Lung Cancer Progression & Metastasis
Cancer metastasis is often depicted as an orderly cascade of events whereby malignant cells first spread from a primary tumor to eventually colonize a distant organ. In fact, the clinical course of metastatic disease is complex, being influenced by unique cellular origins, altered microenvironments, distinct physiologic restrictions, as well as specific molecular alterations. Importantly, current treatment regimens may actually enhance the development of drug resistant metastases. As such, innovative prognostic and therapeutic solutions are needed to abate or prevent metastasis progression.
Our goals are to develop models of cancer metastasis, identify molecular determinants of this process, and assess their clinical relevance. To achieve this, we have generated syngeneic, xenograft, and human patient derived models of metastasis. This permits both in vivo and ex vivo characterization of malignant cells that initiate tumors and colonize different microenvironments (Figure 1). Our mechanistic studies integrate various genomic and epigenomic approaches. We have also generated novel biorepositories of tumor tissue and liquid biopsies obtained directly from cancer patients (Figure 2). This unique resource can be leveraged to discover genetic and proteomic markers for the clinical management of metastatic disease. Our multi-faceted approach is being applied to the following areas of research:
1. Dysregulated lineage programs and lung cancer progression.

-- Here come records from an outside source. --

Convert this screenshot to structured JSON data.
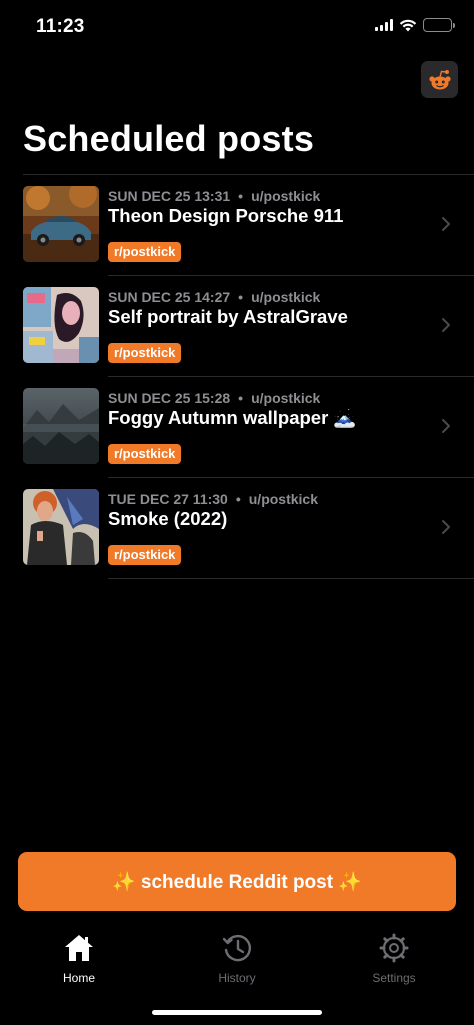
{
  "status_bar": {
    "time": "11:23"
  },
  "header": {
    "title": "Scheduled posts",
    "reddit_icon": "reddit-alien-icon"
  },
  "posts": [
    {
      "date": "SUN DEC 25 13:31",
      "user": "u/postkick",
      "title": "Theon Design Porsche 911",
      "subreddit": "r/postkick"
    },
    {
      "date": "SUN DEC 25 14:27",
      "user": "u/postkick",
      "title": "Self portrait by AstralGrave",
      "subreddit": "r/postkick"
    },
    {
      "date": "SUN DEC 25 15:28",
      "user": "u/postkick",
      "title": "Foggy Autumn wallpaper 🗻",
      "subreddit": "r/postkick"
    },
    {
      "date": "TUE DEC 27 11:30",
      "user": "u/postkick",
      "title": "Smoke (2022)",
      "subreddit": "r/postkick"
    }
  ],
  "cta": {
    "label": "✨ schedule Reddit post ✨"
  },
  "tabs": [
    {
      "label": "Home",
      "icon": "house-icon",
      "active": true
    },
    {
      "label": "History",
      "icon": "clock-history-icon",
      "active": false
    },
    {
      "label": "Settings",
      "icon": "gear-icon",
      "active": false
    }
  ],
  "colors": {
    "accent": "#f07a28",
    "background": "#000000",
    "muted": "#8e8e93"
  }
}
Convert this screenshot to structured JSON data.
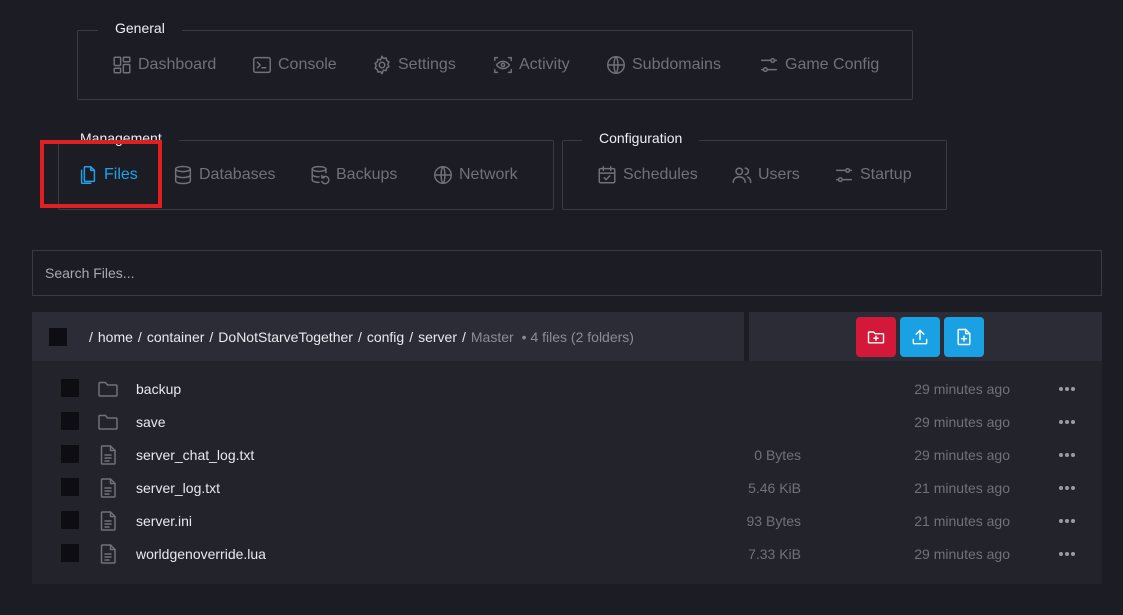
{
  "general": {
    "title": "General",
    "items": [
      {
        "label": "Dashboard"
      },
      {
        "label": "Console"
      },
      {
        "label": "Settings"
      },
      {
        "label": "Activity"
      },
      {
        "label": "Subdomains"
      },
      {
        "label": "Game Config"
      }
    ]
  },
  "management": {
    "title": "Management",
    "items": [
      {
        "label": "Files",
        "active": true
      },
      {
        "label": "Databases"
      },
      {
        "label": "Backups"
      },
      {
        "label": "Network"
      }
    ]
  },
  "configuration": {
    "title": "Configuration",
    "items": [
      {
        "label": "Schedules"
      },
      {
        "label": "Users"
      },
      {
        "label": "Startup"
      }
    ]
  },
  "search": {
    "placeholder": "Search Files..."
  },
  "path": {
    "slash": "/",
    "segments": [
      "home",
      "container",
      "DoNotStarveTogether",
      "config",
      "server"
    ],
    "current": "Master",
    "count": "• 4 files (2 folders)"
  },
  "actions": {
    "new_folder_color": "#d3183a",
    "upload_color": "#1aa1e3",
    "new_file_color": "#1aa1e3"
  },
  "files": [
    {
      "name": "backup",
      "type": "folder",
      "size": "",
      "modified": "29 minutes ago"
    },
    {
      "name": "save",
      "type": "folder",
      "size": "",
      "modified": "29 minutes ago"
    },
    {
      "name": "server_chat_log.txt",
      "type": "file",
      "size": "0 Bytes",
      "modified": "29 minutes ago"
    },
    {
      "name": "server_log.txt",
      "type": "file",
      "size": "5.46 KiB",
      "modified": "21 minutes ago"
    },
    {
      "name": "server.ini",
      "type": "file",
      "size": "93 Bytes",
      "modified": "21 minutes ago"
    },
    {
      "name": "worldgenoverride.lua",
      "type": "file",
      "size": "7.33 KiB",
      "modified": "29 minutes ago"
    }
  ]
}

Lung cancers account for most cancer related deaths and are particularly diverse, with some subtypes capable of forming metastases in the liver, bones, adrenal glands, or most frequently the brain. Using various epigenomic platforms, we have uncovered transcriptional programs that predict metastasis when detected in models and early stage patient tumors. These programs are functionally linked to the erosion of normal pulmonary epithelial lineages and aberrant activation of neuronal traits. We aim to define the epigenetic mechanisms and biological consequences of these lineage gene expression patterns in metastatic cancer cells.
2. Contextual cues from the microenvironment.
Certain pathways are intrinsic to cancer cells and regulate overall metastatic competence. Alternatively, other signaling molecules may be triggered as disseminated cancer cells encounter specific microenvironments. Our models recapitulate several important tumor-stromal interactions, including the co-option of unique inflammatory cell types (Figure 3). We are using in vivo and ex vivo models, to mechanistically dissect paracrine interactions which affect the balance between tumor latency and metastatic outgrowth.
3. Linking metastasis with resistance to therapy.
Therapeutic resistance of aggressive cancers often correlates with metastatic relapse. Yet it is unclear how these two phenomena are mechanistically linked. A particularly intriguing example is the frequent secondary brain relapses observed in lung, breast, or skin cancer patients that were initially treated with chemotherapy or targeted therapy. Is this acquired resistance due to tumor cell intrinsic alterations, factors from the brain metastatic niche, or inefficient systemic drug delivery to the affected organ? Using biological and pharmacological insights obtained from our models, we are attempting to solve these questions with the goal of overcoming sanctuary site drug resistance of metastatic tumors.